Ms Collins became concerned for the well-being of her baby and indicated those concerns to the midwife but was reassured all was well, it was stated.

When the suturing procedure was finished, the midwife realised the baby was in a state of collapse.

It was claimed there was failure to monitor the baby adequately or at all, particularly after his birth and up to the time of his collapse, and failure to provide equipment in working order.

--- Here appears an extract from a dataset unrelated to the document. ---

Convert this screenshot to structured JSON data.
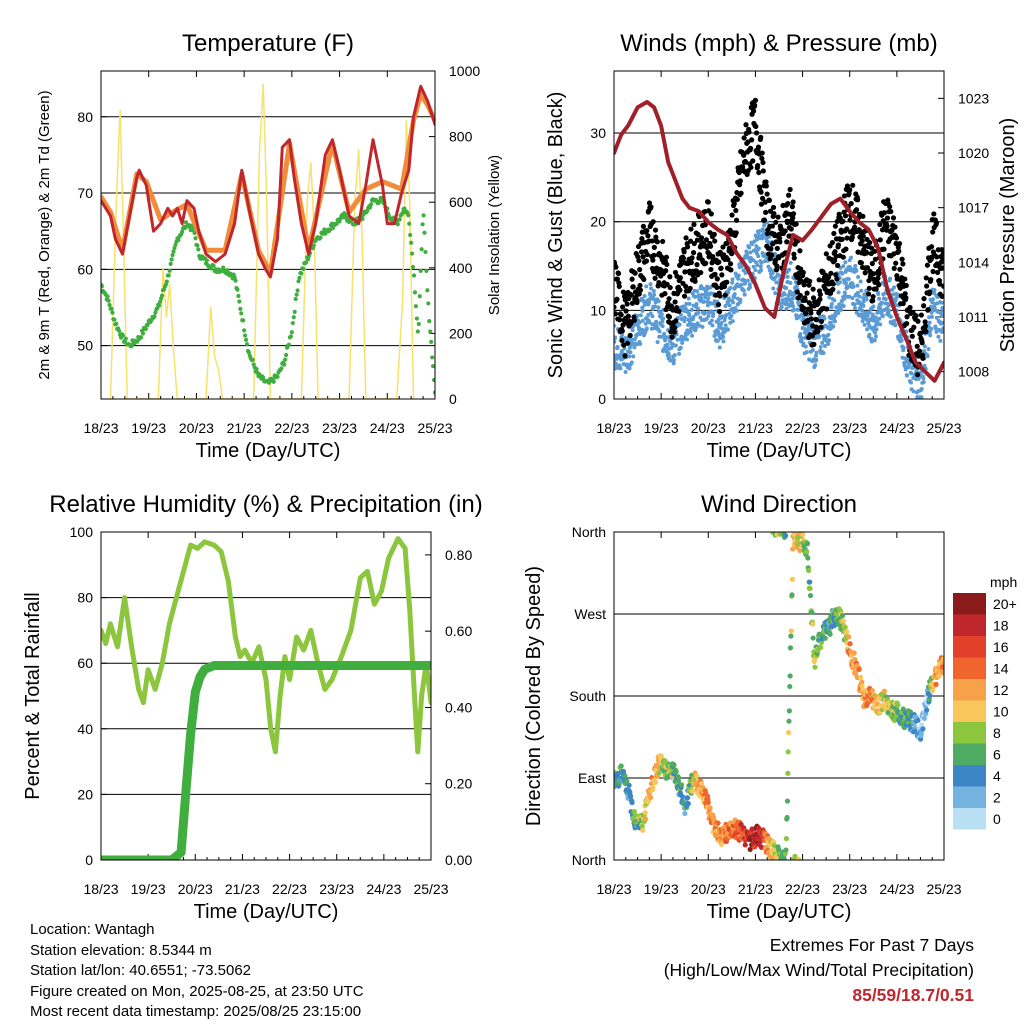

Ms Collins told the court mistakes were made but she had no bad feeling towards the midwife.

When Jack was discharged from hospital, she and her partner Justin Hegarty were told their baby would be tetraplegic and might only live eight to 10 months but he has “defied all odds”, she said.

The court was told liability was admitted by the HSE in the case, that a report following an inquiry had highlighted deficiencies in the equipment and the HSE had apologised to the family.

In 2016, the action was settled on terms including an interim payment of €1.7m.

Jack was described as a “fantastic little boy” who had made great strides after undergoing a special therapy, the Anat Baniel method of neuro movement. It was said he will be able to walk and feed himself and has impressive cognitive function.

After the 2016 settlement, Ms Collins told reporters that what had happened to Jack was an “avoidable accident two hours after birth”.

The family were glad to see the hospital “has learned lessons from this and steps have been taken to prevent reoccurrence,” she said. He has “broken all boundaries” and the family has kept the focus on him, rather than blame, she added.